As an American, I'm just really hesitant to agree with this given how much better China and Japan seem to educate their students at math and the sciences.

Perhaps you come from a country that educates your people much better than Japan and China, which is why you can say such things.




I can only speak of Japan, I'm biased all to fuck and I'm making crass generalisations, but my essential objection to their education system is that I've never seen a truly creative solution from a Japanese worker. If you need a lab tech or an equation plugger, the Japanese are great. If you need to make something 12% lighter or 8% more aerodynamic, they should be top of your list. If you need anything more than steady, incremental improvement, give up.

The Japanese make great hardware but abysmal software. To use a martial metaphor, they make terrific soldiers but appalling generals. They have been taught that in order to excel, they simply need to memorise the 'correct' way of doing things and then follow that prescription with maximum effort. Young Japanese dearly want to be creative, but by and large they are simply unequipped to do so. Some manage it, but most end up as shachiku (literally "corporate livestock") clogging up the innards of some vast corporation.

There are myriad social and cultural factors at work of which the use of kanji is just a tiny part, but Japan is in a truly dire predicament. We all know the massive demographic problems facing Japan, but the shocking part is the complete inability of the Japanese to seriously address the issue. The current trend in Japan of using robotics in elder care is a good example - it seems innovative, but in my opinion is a symptom of a factory-bound mindset that has no problem-solving strategy other than "fix it with engineering". Japan desperately needs immigrants in vast numbers, but is simply unwilling to do anything at all in order to accommodate them. To return to kanji, it is currently practically impossible for foreign nurses to get residence in Japan due to a language test which only three out of 1,112 candidates have passed - http://www.washingtonpost.com/wp-dyn/content/article/2010/07...

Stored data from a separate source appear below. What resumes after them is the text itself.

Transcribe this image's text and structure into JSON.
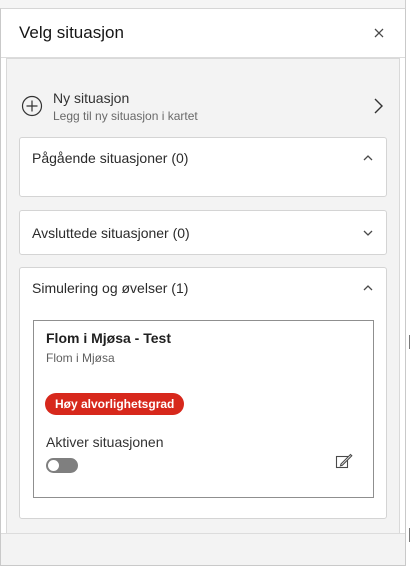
{
  "panel": {
    "title": "Velg situasjon"
  },
  "new_situation": {
    "title": "Ny situasjon",
    "subtitle": "Legg til ny situasjon i kartet"
  },
  "sections": {
    "ongoing": {
      "title": "Pågående situasjoner (0)",
      "state": "expanded"
    },
    "closed": {
      "title": "Avsluttede situasjoner (0)",
      "state": "collapsed"
    },
    "simulation": {
      "title": "Simulering og øvelser (1)",
      "state": "expanded"
    }
  },
  "situation_card": {
    "title": "Flom i Mjøsa - Test",
    "subtitle": "Flom i Mjøsa",
    "severity_badge": "Høy alvorlighetsgrad",
    "activate_label": "Aktiver situasjonen",
    "activate_on": false
  },
  "icons": {
    "close": "close-icon",
    "add": "plus-circle-icon",
    "navigate": "chevron-right-icon",
    "collapse": "chevron-up-icon",
    "expand": "chevron-down-icon",
    "edit": "edit-icon"
  },
  "colors": {
    "severity_high": "#d7281c",
    "toggle_off": "#7f7f7f",
    "panel_background": "#ffffff",
    "body_background": "#f3f3f3"
  }
}
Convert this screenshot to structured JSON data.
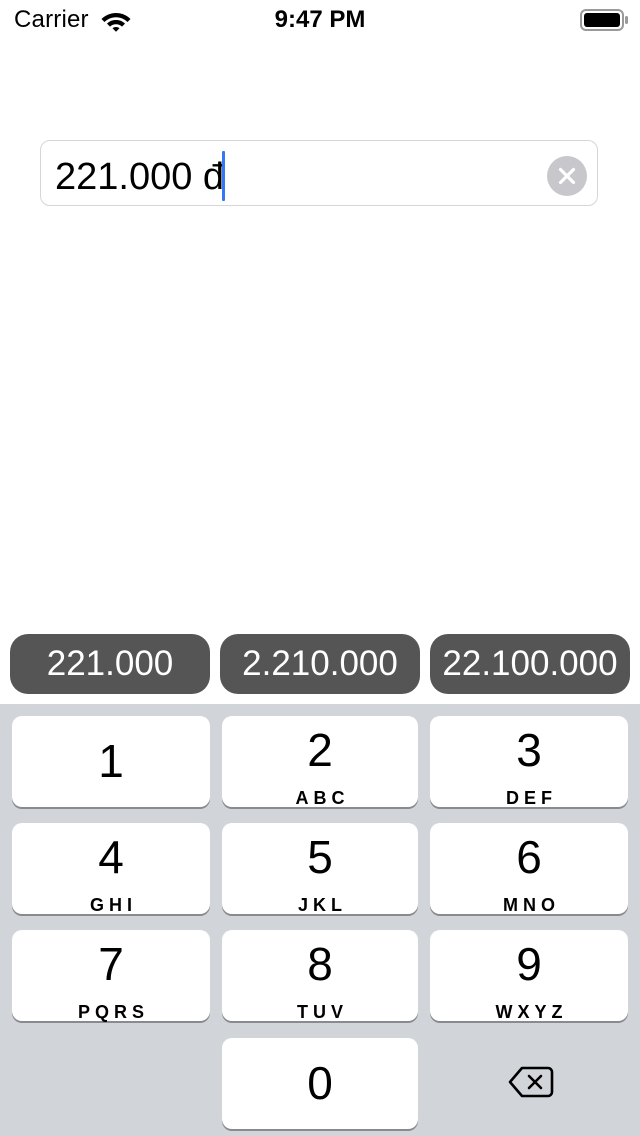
{
  "status_bar": {
    "carrier": "Carrier",
    "time": "9:47 PM",
    "icons": [
      "wifi-icon",
      "battery-icon"
    ]
  },
  "amount_field": {
    "value": "221.000 đ",
    "clear_icon": "clear-icon",
    "caret_color": "#3478f6"
  },
  "suggestions": [
    "221.000",
    "2.210.000",
    "22.100.000"
  ],
  "keypad": {
    "keys": [
      {
        "number": "1",
        "letters": ""
      },
      {
        "number": "2",
        "letters": "ABC"
      },
      {
        "number": "3",
        "letters": "DEF"
      },
      {
        "number": "4",
        "letters": "GHI"
      },
      {
        "number": "5",
        "letters": "JKL"
      },
      {
        "number": "6",
        "letters": "MNO"
      },
      {
        "number": "7",
        "letters": "PQRS"
      },
      {
        "number": "8",
        "letters": "TUV"
      },
      {
        "number": "9",
        "letters": "WXYZ"
      },
      {
        "number": "0",
        "letters": ""
      }
    ],
    "delete_icon": "backspace-icon"
  },
  "colors": {
    "keyboard_background": "#d1d4d9",
    "suggestion_background": "#555555",
    "key_background": "#ffffff"
  }
}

Education in my native Britain has rather gone to pot recently, but in defence of my home country we do have something of a track record of, well, inventing and discovering nearly everything. My poxy little rainlashed island (population 62 million) has five times more nobel laureates than Japan (pop. 127 million) and China (pop. 1.3 billion) combined. We educated Jonathan Ive, Heston Blumenthal, Norman Foster, Tim Berners Lee, Chris Curry, Frederick Sanger, Turing, Crick, Watson, Darwin, Dawkins, Faraday, Babbage, all the Dysons, Watt, Joule, Newton, Kelvin and quite a lot of other properly clever boffins.


Unfortunately, I think test taking falls into the same trap -- drilling for memorized procedures, without necessarily really understanding the material in a meaningful way.

It'd be like measuring which country has better literature by seeing who does better in spelling bees.